From Deseret News archives:
Risk confidence By thinking the unthinkable, preparedness expert is ready for emergency
These are not idle musings. Packer is executive director of The American Civil Defense Association, whose headquarters were relocated to Utah from Florida last summer. To sit down with her for a couple of hours is to be forced not only to acknowledge that no, you yourself don't yet have a 72-hour kit, but also to think about the most unthinkable catastrophes and their grim ramifications for which even a 72-hour kit won't be enough.
Some people are risk-averse and some people are risk-takers, but Packer is something else: risk-confident.
On an impossibly beautiful winter day, with the sun glinting off the snow in the pastures outside her house in Wasatch County, she explains her philosophy. "Deep inside, I do think something bad is going to happen." Then she explains herself: "I consider myself an optimist." Then she laughs, and adds: "I'm optimistic that something bad is going to happen and that I can survive it."
No hope of survival?
Most Americans, on the other hand, either don't think about risks or don't think they can live through them. This is what Packer hears all the time: "If there's a nuclear war, I'd rather just die right away." What these people don't understand, she says, is that nuclear war is survivable.
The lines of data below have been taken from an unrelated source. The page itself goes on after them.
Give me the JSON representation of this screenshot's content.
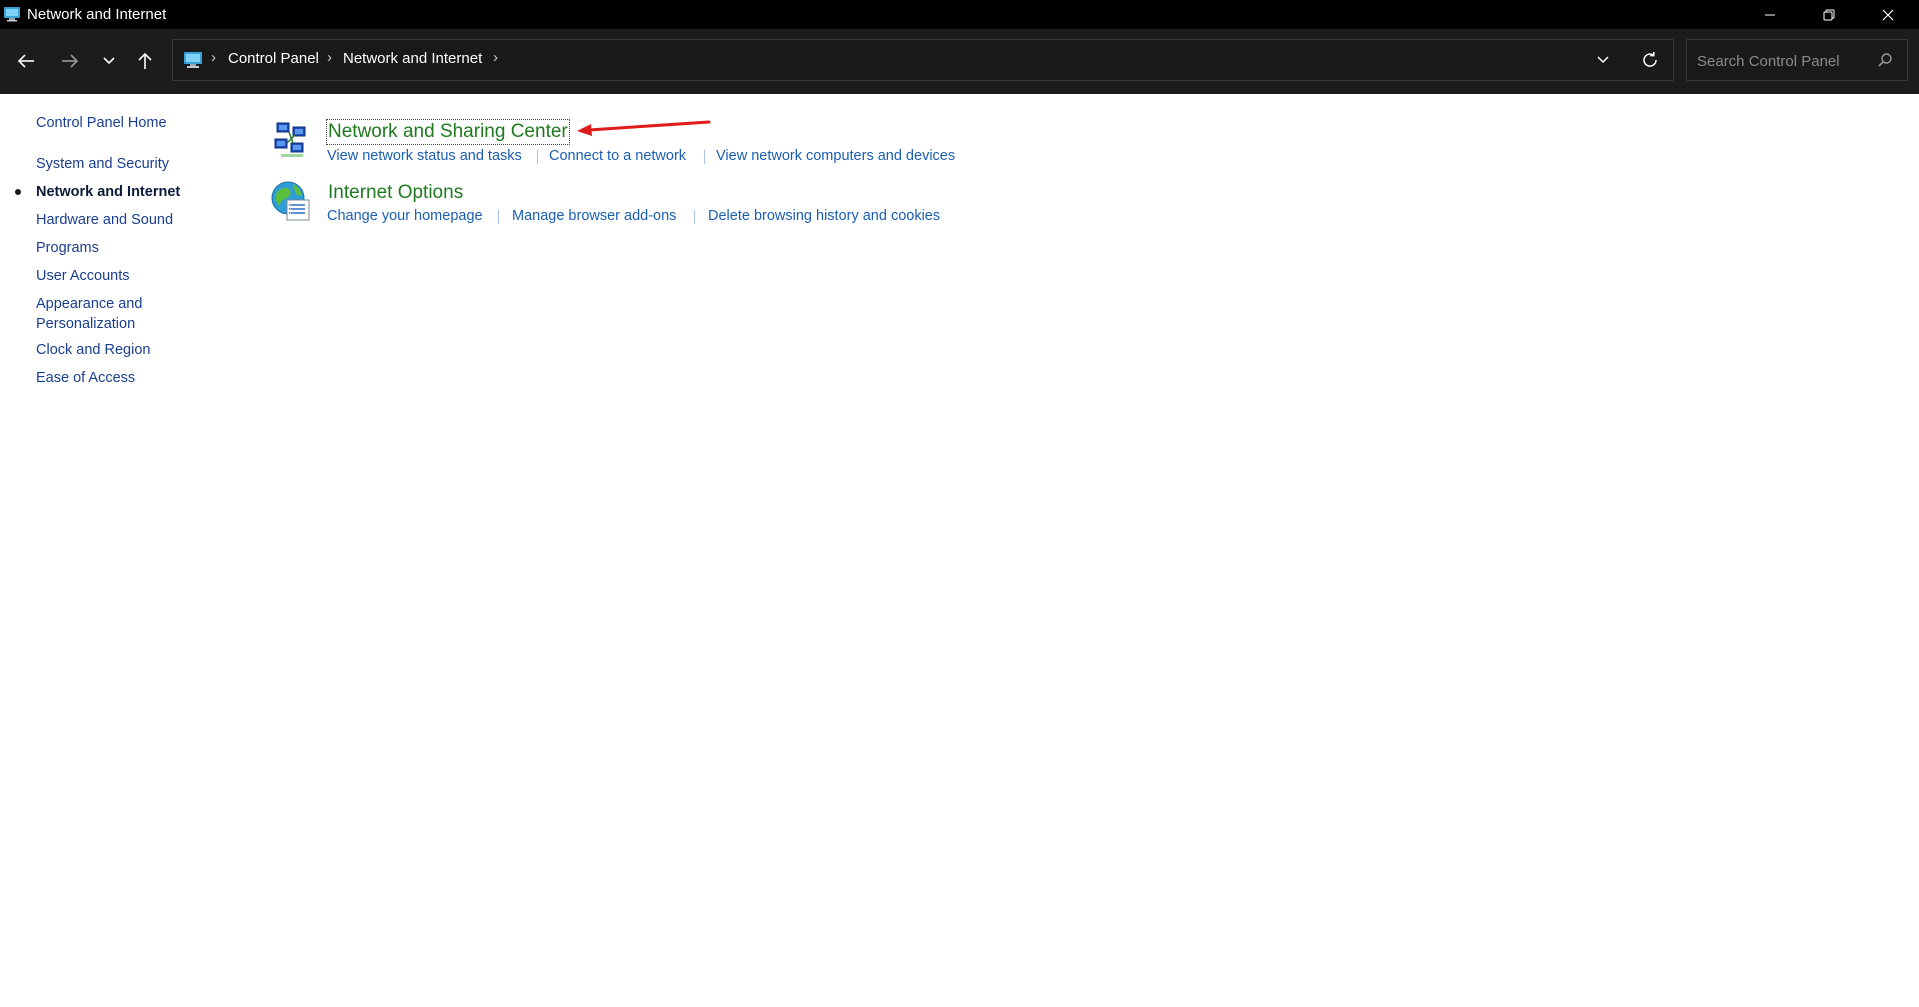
{
  "window": {
    "title": "Network and Internet"
  },
  "toolbar": {
    "breadcrumbs": [
      "Control Panel",
      "Network and Internet"
    ],
    "search_placeholder": "Search Control Panel"
  },
  "sidebar": {
    "items": [
      {
        "label": "Control Panel Home",
        "active": false
      },
      {
        "label": "System and Security",
        "active": false
      },
      {
        "label": "Network and Internet",
        "active": true
      },
      {
        "label": "Hardware and Sound",
        "active": false
      },
      {
        "label": "Programs",
        "active": false
      },
      {
        "label": "User Accounts",
        "active": false
      },
      {
        "label": "Appearance and",
        "active": false
      },
      {
        "label": "Personalization",
        "active": false
      },
      {
        "label": "Clock and Region",
        "active": false
      },
      {
        "label": "Ease of Access",
        "active": false
      }
    ]
  },
  "main": {
    "categories": [
      {
        "title": "Network and Sharing Center",
        "icon": "network-sharing-icon",
        "tasks": [
          "View network status and tasks",
          "Connect to a network",
          "View network computers and devices"
        ]
      },
      {
        "title": "Internet Options",
        "icon": "internet-options-icon",
        "tasks": [
          "Change your homepage",
          "Manage browser add-ons",
          "Delete browsing history and cookies"
        ]
      }
    ]
  },
  "colors": {
    "category_title": "#1f7a1f",
    "task_link": "#1a5fb4",
    "nav_link": "#1a3e8f",
    "annotation_arrow": "#e01b1b"
  }
}
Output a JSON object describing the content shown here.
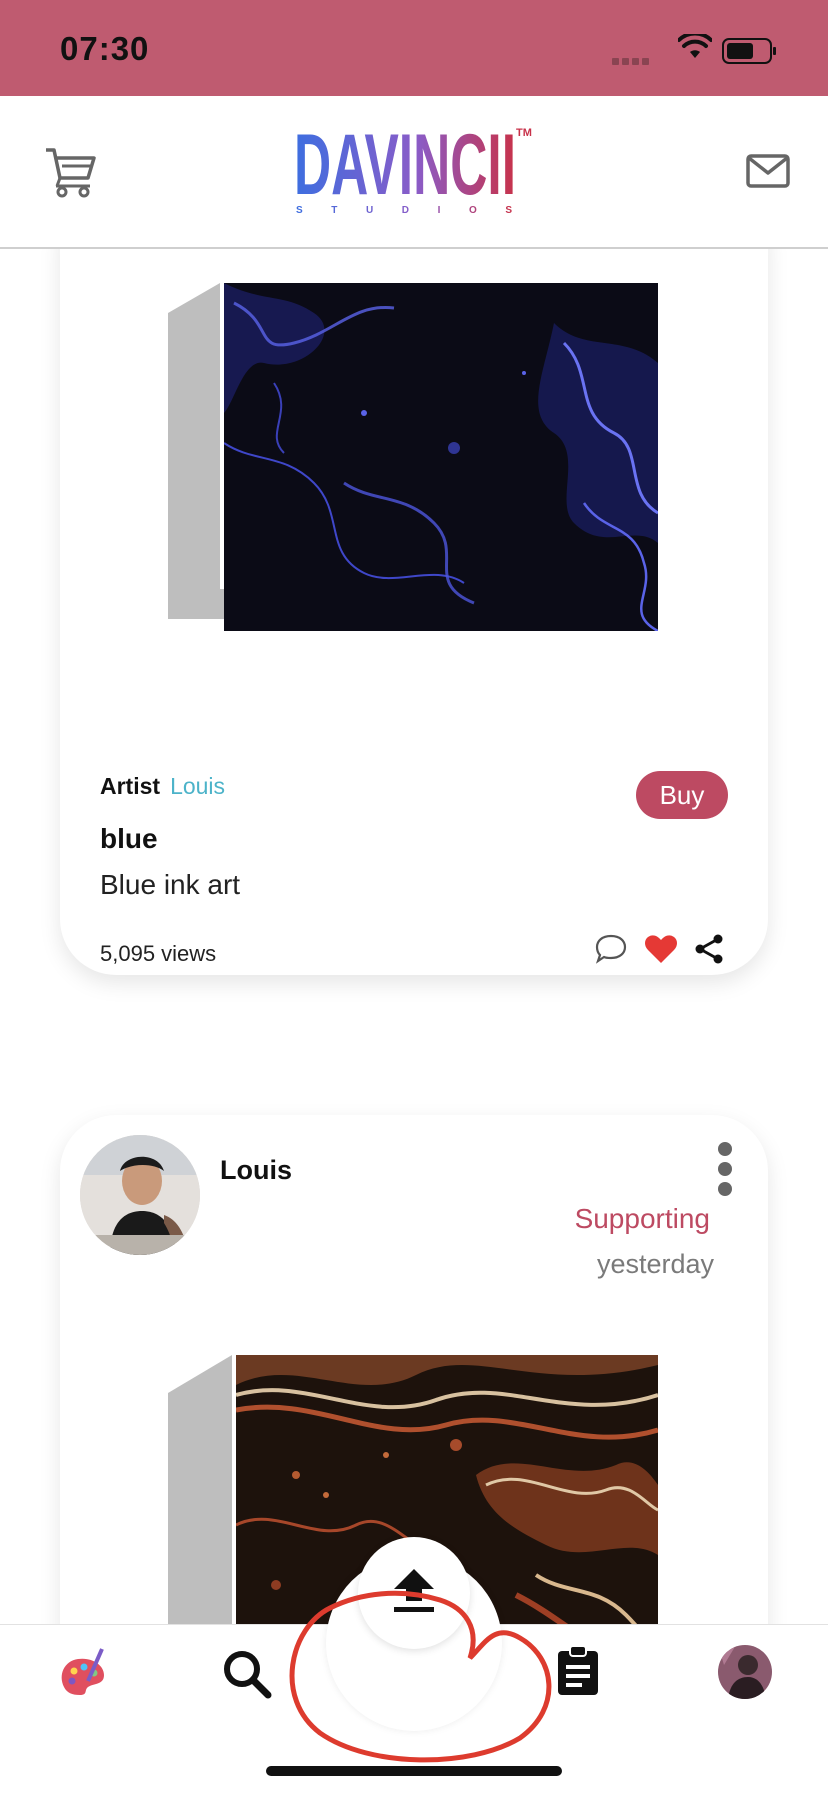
{
  "status_bar": {
    "time": "07:30"
  },
  "header": {
    "logo_text": "DAVINCII",
    "logo_sub": "S T U D I O S",
    "logo_tm": "TM"
  },
  "posts": [
    {
      "artist_label": "Artist",
      "artist_name": "Louis",
      "buy_label": "Buy",
      "title": "blue",
      "description": "Blue ink art",
      "views": "5,095 views"
    },
    {
      "user_name": "Louis",
      "relation": "Supporting",
      "time": "yesterday"
    }
  ],
  "tab_bar": {
    "items": [
      "palette-icon",
      "search-icon",
      "upload-icon",
      "clipboard-icon",
      "profile-avatar"
    ]
  },
  "colors": {
    "status_bar": "#bf5b70",
    "accent": "#bd4a62",
    "artist_link": "#4cb3c9",
    "like": "#e53935"
  }
}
So is electromagnetic pulse damage, which she predicts could kill half of the U.S. population 150 million unprepared people within the first six months of an attack.
You don't think any of this is going to happen? That's not the point. Packer is all about could.
Let's say she's driving down Parleys Canyon and all of a sudden the radio station she's listening to goes off the air and her car stalls and she looks around and all the other cars on the road are stopped too. Packer has pictured this scenario many times.
This will be a signal that the country has been the victim of an electromagnetic pulse attack. EMP the intense electrical pulse produced when even a small nuclear bomb is detonated at high altitudes is Packer's biggest worry. In less than a second, the pulse can melt the wires of every piece of solid-state electronics, and the entire electrical system, in the United States.
Likelihood is increasing
Risk, she explains, is what you get when you multiply probability and consequence.